On the Design of Ultra-fast Electro-Mechanical Actuators

Abstract: The continuously increasing demand for connecting electric grids with remote renewable energy sources such as wind power and photovoltaic cells has rekindled interest in high voltage direct current (HVDC) multi-terminal networks. Although HVDC networks have numerous benefits, their adoption relies entirely on the availability of HVDC circuit breakers which, compared to traditional alternating current circuit breakers, have to operate in a time frame of milliseconds.This thesis deals with the design of ultra-fast electro-mechanical actuators based on the so-called Thomson coil (TC) actuator. The simulation of a (TC) actuator constitutes a multi-physical problem where electromagnetic, thermal, and mechanical aspects must be considered.
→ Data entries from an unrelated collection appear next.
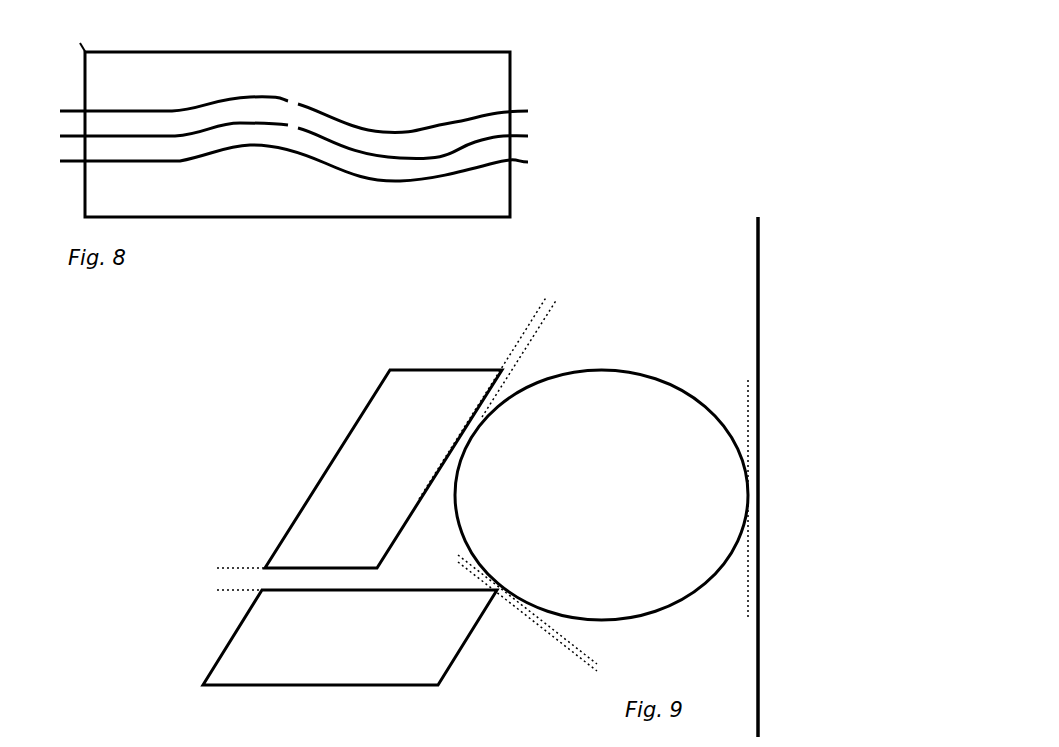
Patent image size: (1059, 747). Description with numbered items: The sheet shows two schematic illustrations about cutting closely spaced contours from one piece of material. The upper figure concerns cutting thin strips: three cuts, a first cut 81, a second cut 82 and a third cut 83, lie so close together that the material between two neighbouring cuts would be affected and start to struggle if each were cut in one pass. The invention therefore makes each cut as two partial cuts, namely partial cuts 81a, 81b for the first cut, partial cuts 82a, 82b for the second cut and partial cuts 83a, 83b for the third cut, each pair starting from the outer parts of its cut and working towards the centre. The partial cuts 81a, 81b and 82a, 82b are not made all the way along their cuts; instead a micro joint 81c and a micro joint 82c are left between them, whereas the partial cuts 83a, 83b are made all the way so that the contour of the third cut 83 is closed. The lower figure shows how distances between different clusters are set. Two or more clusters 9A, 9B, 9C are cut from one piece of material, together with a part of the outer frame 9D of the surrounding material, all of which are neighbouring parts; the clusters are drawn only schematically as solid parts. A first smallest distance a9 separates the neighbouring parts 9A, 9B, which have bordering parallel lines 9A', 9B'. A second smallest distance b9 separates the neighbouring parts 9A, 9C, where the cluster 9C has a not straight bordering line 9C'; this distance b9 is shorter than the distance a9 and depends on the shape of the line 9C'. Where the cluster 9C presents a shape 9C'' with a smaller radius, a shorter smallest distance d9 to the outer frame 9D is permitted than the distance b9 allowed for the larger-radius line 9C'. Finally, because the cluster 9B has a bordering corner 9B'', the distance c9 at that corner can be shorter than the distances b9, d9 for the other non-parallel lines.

In FIG. 8, the first cut 81 is at (280, 70).
In FIG. 8, the second cut 82 is at (280, 199).
In FIG. 8, the third cut 83 is at (280, 222).
In FIG. 8, the first partial cut of the first cut 81a is at (170, 110).
In FIG. 8, the second partial cut of the first cut 81b is at (387, 132).
In FIG. 8, the micro joint of the first cut 81c is at (292, 100).
In FIG. 8, the first partial cut of the second cut 82a is at (175, 140).
In FIG. 8, the second partial cut of the second cut 82b is at (402, 160).
In FIG. 8, the micro joint of the second cut 82c is at (293, 128).
In FIG. 8, the first partial cut of the third cut 83a is at (205, 160).
In FIG. 8, the second partial cut of the third cut 83b is at (325, 163).
In FIG. 9, the first cluster 9A is at (372, 469).
In FIG. 9, the bordering parallel line of the first cluster 9A' is at (310, 512).
In FIG. 9, the second cluster 9B is at (350, 661).
In FIG. 9, the bordering parallel line of the second cluster 9B' is at (379, 661).
In FIG. 9, the bordering corner of the second cluster 9B'' is at (467, 652).
In FIG. 9, the third cluster 9C is at (601, 503).
In FIG. 9, the not straight bordering line of the third cluster 9C' is at (577, 391).
In FIG. 9, the smaller-radius shape of the third cluster 9C'' is at (720, 581).
In FIG. 9, the outer frame 9D is at (757, 279).
In FIG. 9, the first smallest distance a9 is at (223, 597).
In FIG. 9, the second smallest distance b9 is at (512, 298).
In FIG. 9, the corner distance c9 is at (613, 638).
In FIG. 9, the smallest distance to the outer frame d9 is at (765, 377).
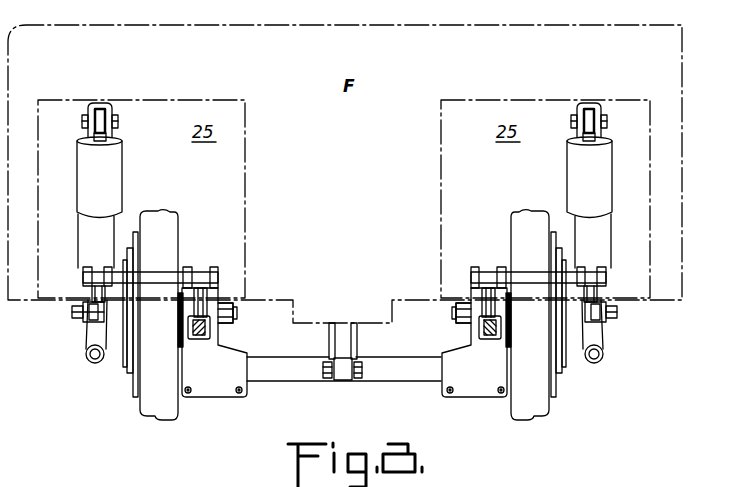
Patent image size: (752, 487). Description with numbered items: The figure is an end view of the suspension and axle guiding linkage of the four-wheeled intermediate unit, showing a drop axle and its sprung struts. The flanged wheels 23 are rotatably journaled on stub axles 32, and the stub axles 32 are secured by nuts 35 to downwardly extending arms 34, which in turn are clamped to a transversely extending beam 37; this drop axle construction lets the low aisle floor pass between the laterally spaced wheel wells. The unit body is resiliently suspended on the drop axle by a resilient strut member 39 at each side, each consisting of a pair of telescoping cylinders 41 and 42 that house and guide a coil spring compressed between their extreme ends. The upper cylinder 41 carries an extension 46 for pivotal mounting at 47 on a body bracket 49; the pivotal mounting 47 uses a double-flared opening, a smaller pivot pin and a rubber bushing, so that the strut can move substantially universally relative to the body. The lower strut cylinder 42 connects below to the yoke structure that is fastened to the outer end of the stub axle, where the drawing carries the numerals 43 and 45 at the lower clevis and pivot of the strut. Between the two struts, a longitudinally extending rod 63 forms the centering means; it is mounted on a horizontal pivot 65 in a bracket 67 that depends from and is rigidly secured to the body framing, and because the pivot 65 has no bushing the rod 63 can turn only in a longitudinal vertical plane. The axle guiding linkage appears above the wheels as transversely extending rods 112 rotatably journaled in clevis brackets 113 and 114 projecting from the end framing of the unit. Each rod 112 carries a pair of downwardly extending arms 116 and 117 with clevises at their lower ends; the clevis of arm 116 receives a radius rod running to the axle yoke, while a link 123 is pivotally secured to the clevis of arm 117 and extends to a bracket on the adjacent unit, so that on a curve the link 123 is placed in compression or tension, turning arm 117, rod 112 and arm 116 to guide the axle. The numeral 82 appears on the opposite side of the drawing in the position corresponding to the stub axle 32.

The flanged wheels 23 is at (151, 400).
The stub axles 32 is at (118, 318).
The downwardly extending arms 34 is at (213, 352).
The nuts 35 is at (235, 305).
The transversely extending beam 37 is at (398, 368).
The resilient strut member 39 is at (379, 167).
The upper cylinder 41 is at (108, 186).
The lower strut cylinder 42 is at (103, 231).
The lower clevis 43 is at (82, 301).
The pivot pin 45 is at (87, 356).
The extension 46 is at (100, 134).
The pivotal mounting 47 is at (118, 122).
The body bracket 49 is at (99, 103).
The longitudinally extending rod 63 is at (340, 368).
The horizontal pivot 65 is at (322, 368).
The bracket 67 is at (356, 343).
The swing arm 82 is at (568, 320).
The transversely extending rods 112 is at (155, 276).
The clevis bracket 113 is at (213, 270).
The clevis bracket 114 is at (88, 266).
The downwardly extending arm 116 is at (82, 292).
The downwardly extending arm 117 is at (203, 293).
The link 123 is at (210, 336).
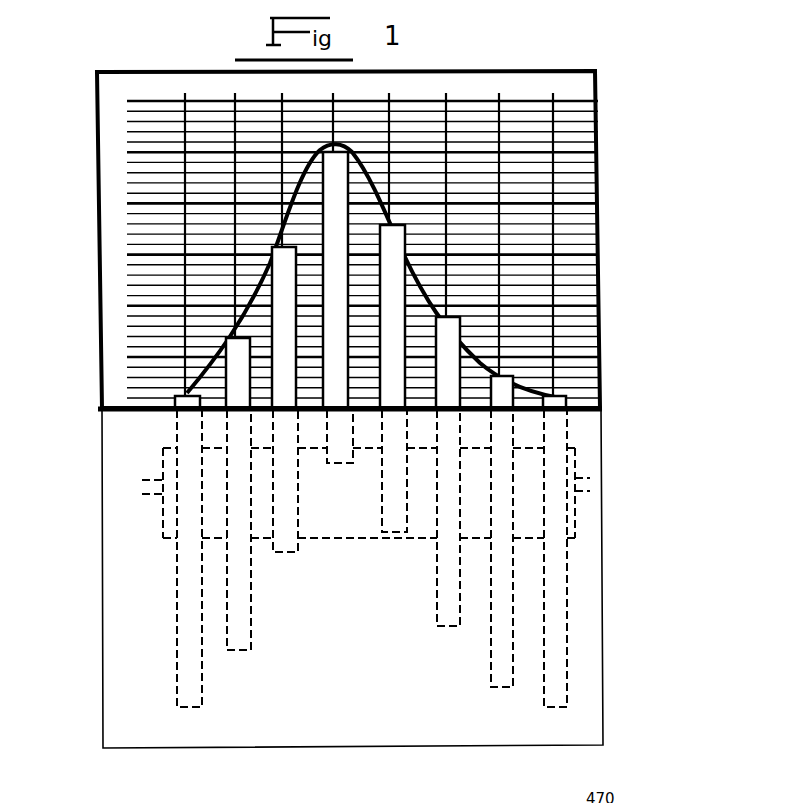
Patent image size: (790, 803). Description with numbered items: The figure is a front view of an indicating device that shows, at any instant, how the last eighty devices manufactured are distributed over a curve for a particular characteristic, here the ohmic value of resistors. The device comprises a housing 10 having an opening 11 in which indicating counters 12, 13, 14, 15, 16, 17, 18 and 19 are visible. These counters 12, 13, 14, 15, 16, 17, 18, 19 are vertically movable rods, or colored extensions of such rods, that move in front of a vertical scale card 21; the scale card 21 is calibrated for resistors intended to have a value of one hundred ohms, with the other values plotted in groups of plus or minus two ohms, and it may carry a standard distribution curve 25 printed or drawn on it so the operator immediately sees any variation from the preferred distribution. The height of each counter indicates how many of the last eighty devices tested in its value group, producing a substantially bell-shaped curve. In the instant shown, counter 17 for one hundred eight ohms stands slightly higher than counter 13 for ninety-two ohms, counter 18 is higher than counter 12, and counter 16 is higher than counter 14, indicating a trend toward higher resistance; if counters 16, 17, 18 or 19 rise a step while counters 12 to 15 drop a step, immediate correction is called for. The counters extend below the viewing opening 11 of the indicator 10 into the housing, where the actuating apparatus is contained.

The housing 10 is at (611, 539).
The opening 11 is at (582, 82).
The vertical scale card 21 is at (573, 91).
The standard distribution curve 25 is at (393, 297).
The indicating counter 12 is at (187, 405).
The indicating counter 13 is at (243, 359).
The indicating counter 14 is at (283, 271).
The indicating counter 15 is at (338, 183).
The indicating counter 16 is at (403, 291).
The indicating counter 17 is at (447, 323).
The indicating counter 18 is at (503, 377).
The indicating counter 19 is at (557, 402).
Moreover, it is complex since all those variables are co-dependent and have to be solved for simultaneously. As a result, a multi-physics simulation model that can predict the behavior and performance of such actuators with a high degree of accuracy was developed.Furthermore, other actuator concepts were also investigated and modeled in light of searching for a drive with a superior efficiency. The theory behind the force generation principles of two different types of ultra-fast electromechanical actuators, the TC and the double sided coil (DSC), were compared by the use of static, frequency, and comprehensive transient multi-physics finite element simulation models.Although, simulation models serve as a powerful tool for modeling and designing such state of the art actuators, without validation, they are weak and prone to errors since they rely on approximations and simplifications that might not always hold. Therefore, a prototype was built in the laboratory and the model was validated experimentally.Finally, it is important to note that the drives in this thesis are intended to actuate metallic contacts. As such, their behavior and performance upon mechanical loading was studied. Furthermore, some scaling techniques were applied to boost their performance and efficiency.